The fundamentals of how LLMs are different from what came before it are still being understood.
People keep thinking it's like the world they've always known with software and discovering it's not. That could be an issue with LLMs, or how/what they are used for.
Seeing different ways takes time.
I feel like we're still missing some essential building blocks in widespread use to not only creating agents but making sure they stay stable and consistent across model changes.
It's got a lot to do with problem framing and prompt imo.
what prompted this post? well just tried to work with gpt5 and gemini pro
That's the problem. GPT5, at least in Cursor, doesn't work for coding. It burns tokens and does actually nothing my in experience. Claude 3.5, 4 and 4.5, on the other hand, are pretty solid and make lots of forward progress with minimal instruction. It takes iteration, some skill, some critical thinking, and some hand coding! Yes, LLMs forget things and do random things sometimes, but for me it's a big boost.
AI = Absent Intelligence.
Generally speaking, one of the behaviors I see in my day to day work leading engineers is that they often attempt to apply agentic coding tools to problema that don’t really benefit from them.
Find all java files with more than 100 lines.
● I'll search for all Java files with more than 100 lines in the codebase.

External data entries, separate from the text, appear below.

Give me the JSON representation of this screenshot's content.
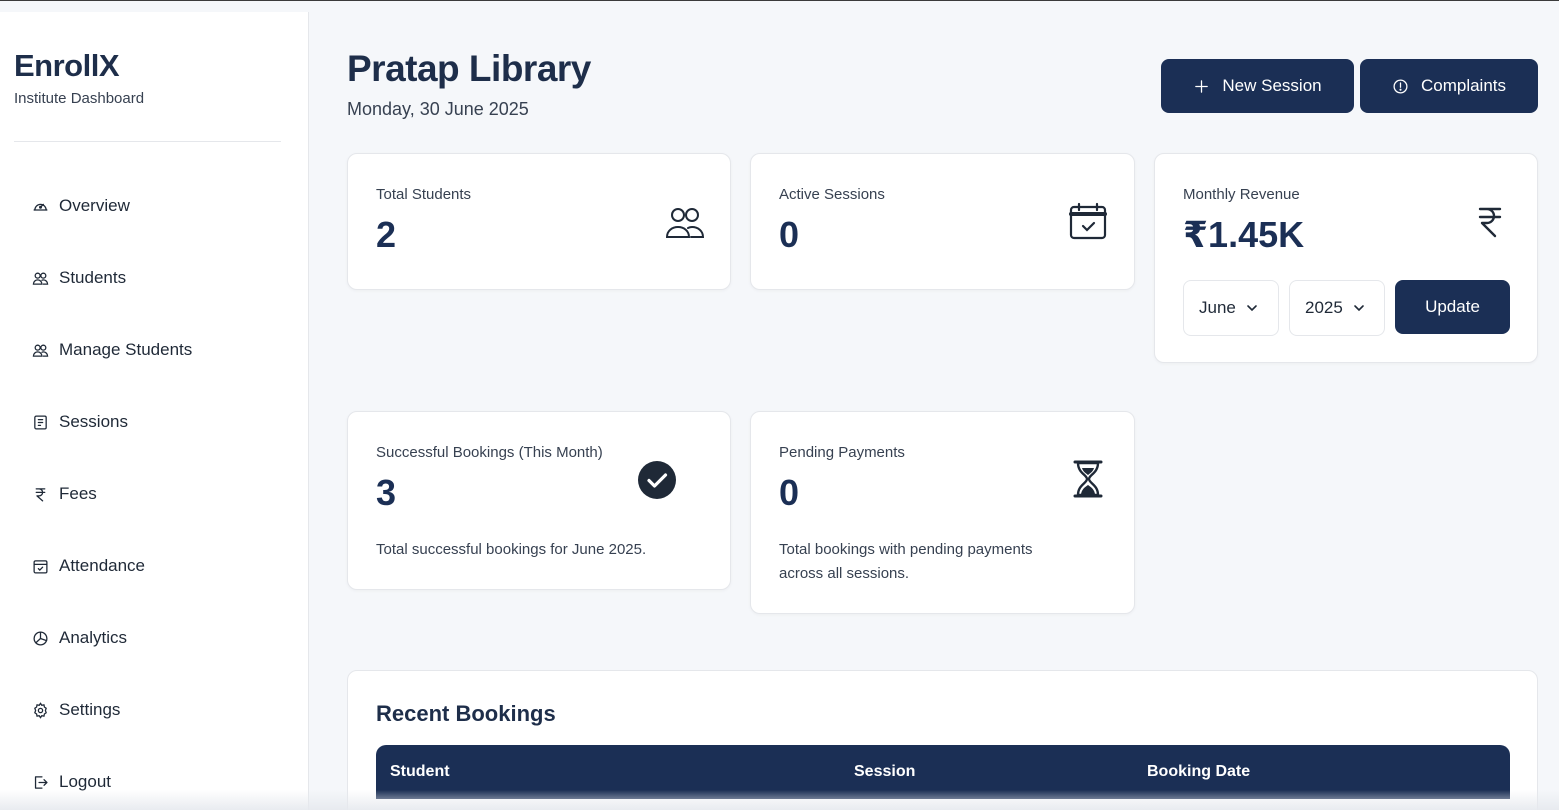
{
  "sidebar": {
    "brand_title": "EnrollX",
    "brand_subtitle": "Institute Dashboard",
    "items": [
      {
        "label": "Overview",
        "icon": "gauge-icon"
      },
      {
        "label": "Students",
        "icon": "users-icon"
      },
      {
        "label": "Manage Students",
        "icon": "users-icon"
      },
      {
        "label": "Sessions",
        "icon": "document-icon"
      },
      {
        "label": "Fees",
        "icon": "rupee-icon"
      },
      {
        "label": "Attendance",
        "icon": "calendar-check-icon"
      },
      {
        "label": "Analytics",
        "icon": "pie-chart-icon"
      },
      {
        "label": "Settings",
        "icon": "gear-icon"
      },
      {
        "label": "Logout",
        "icon": "logout-icon"
      }
    ]
  },
  "header": {
    "title": "Pratap Library",
    "date": "Monday, 30 June 2025",
    "new_session_label": "New Session",
    "complaints_label": "Complaints"
  },
  "stats": {
    "total_students": {
      "label": "Total Students",
      "value": "2"
    },
    "active_sessions": {
      "label": "Active Sessions",
      "value": "0"
    },
    "monthly_revenue": {
      "label": "Monthly Revenue",
      "value": "₹1.45K",
      "month": "June",
      "year": "2025",
      "update_label": "Update"
    },
    "successful_bookings": {
      "label": "Successful Bookings (This Month)",
      "value": "3",
      "description": "Total successful bookings for June 2025."
    },
    "pending_payments": {
      "label": "Pending Payments",
      "value": "0",
      "description_line1": "Total bookings with pending payments",
      "description_line2": "across all sessions."
    }
  },
  "recent_bookings": {
    "title": "Recent Bookings",
    "columns": [
      "Student",
      "Session",
      "Booking Date"
    ]
  },
  "colors": {
    "primary": "#1b2f55",
    "background": "#f5f7fa",
    "card": "#ffffff"
  }
}
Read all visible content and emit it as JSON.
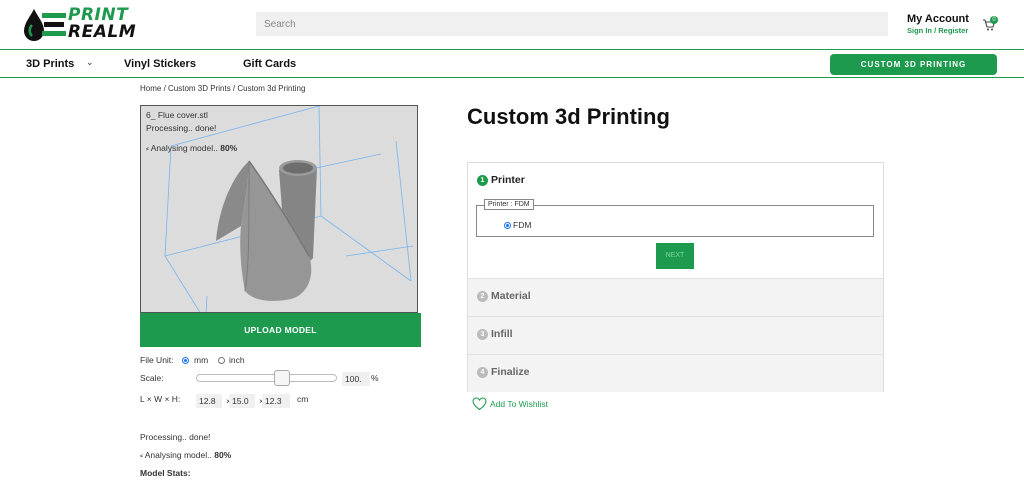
{
  "header": {
    "logo": {
      "line1": "PRINT",
      "line2": "REALM"
    },
    "search": {
      "placeholder": "Search",
      "value": ""
    },
    "account": {
      "title": "My Account",
      "links": "Sign In / Register"
    },
    "cart": {
      "count": "0"
    }
  },
  "nav": {
    "items": [
      {
        "label": "3D Prints",
        "has_dropdown": true
      },
      {
        "label": "Vinyl Stickers"
      },
      {
        "label": "Gift Cards"
      }
    ],
    "cta_label": "CUSTOM 3D PRINTING"
  },
  "breadcrumb": "Home / Custom 3D Prints / Custom 3d Printing",
  "viewer": {
    "file_name": "6_ Flue cover.stl",
    "processing": "Processing.. done!",
    "analysing_label": "Analysing model..",
    "analysing_pct": "80%"
  },
  "upload_label": "UPLOAD MODEL",
  "controls": {
    "file_unit_label": "File Unit:",
    "unit_options": [
      "mm",
      "inch"
    ],
    "unit_selected": "mm",
    "scale_label": "Scale:",
    "scale_value": "100.",
    "scale_unit": "%",
    "scale_level_pct": 62,
    "dims_label": "L × W × H:",
    "length": "12.8",
    "width": "15.0",
    "height": "12.3",
    "dims_sep": "×",
    "dims_unit": "cm"
  },
  "stats": {
    "processing": "Processing.. done!",
    "analysing_label": "Analysing model..",
    "analysing_pct": "80%",
    "model_stats_label": "Model Stats:"
  },
  "title": "Custom 3d Printing",
  "steps": [
    {
      "num": "1",
      "label": "Printer",
      "active": true
    },
    {
      "num": "2",
      "label": "Material"
    },
    {
      "num": "3",
      "label": "Infill"
    },
    {
      "num": "4",
      "label": "Finalize"
    }
  ],
  "printer": {
    "legend": "Printer : FDM",
    "option": "FDM",
    "next_label": "NEXT"
  },
  "wishlist_label": "Add To Wishlist",
  "colors": {
    "brand": "#1e9a4f"
  }
}
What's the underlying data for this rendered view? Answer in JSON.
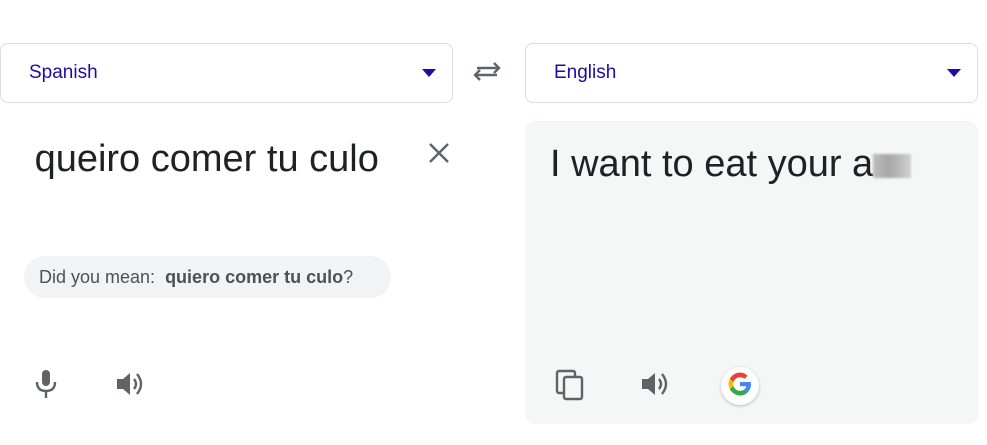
{
  "source": {
    "language": "Spanish",
    "text": " queiro comer tu culo",
    "did_you_mean_prefix": "Did you mean:",
    "did_you_mean_suggestion": "quiero comer tu culo",
    "did_you_mean_suffix": "?"
  },
  "target": {
    "language": "English",
    "text": "I want to eat your a"
  },
  "icons": {
    "swap": "swap-languages-icon",
    "clear": "close-icon",
    "mic": "microphone-icon",
    "listen_source": "speaker-icon",
    "copy": "copy-icon",
    "listen_target": "speaker-icon",
    "google": "google-logo-icon",
    "dropdown": "caret-down-icon"
  },
  "colors": {
    "language_label": "#1a0dab",
    "icon_gray": "#5f6368",
    "panel_bg": "#f5f7f7",
    "suggestion_bg": "#f1f3f4"
  }
}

● Bash(find . -name "*.java" -type f -exec wc -l {} + | awk '$1 > 100' | sort -nr)
...
● I found 5 Java files with more than 100 lines:
1. File1.java - 315 lines
2. File2.java - 156 lines
3. File3.java - 154 lines
4. File4.java - 130 lines
5. File5.java - 117 lines
The largest file is File1.java with 315 lines.
Or, if you want to count lines:How many lines don't start with `import` in File1.java?
● Bash(grep -cv "^import " ./File1.java) ⎿ 287
● There are 287 lines that don't start with import in File1.java.
Next time ask it to write a script or a program to do it, it'll most likely one-shot it.
Don't ask a language model to do math, they're not very good at it.
... and not intelligent enough to know that, apparently.
In theory the "count the 'r's in strawberry" type of things could just be run in the browser, which is a semi-safe environment.
Yes, LLM are useful, but they are even less trustworthy than real humans, and one needs actual people to verify their output, so when agents write 100K lines of code, they'll make mistakes, extremely subtle ones, and not the kind of mistake any human operator would make.
Can we please make it a point to share the following information when we talk about experiences with code bots?
1) Language - gives us an idea if the language has a large corpus of examples or not
2) Project - what were you using it for?
3) Level of experience - neophyte coder? Dunning Krueger uncertainty? Experience in managing other coders? Understand project implementation best practices ?
From what I can tell/suspect, these 3 features are the likely sources of variation in outcomes.
I suspect level of experience is doing significant heavy lifting, because more experienced devs approach projects in a manner that avoids pitfalls from the get go.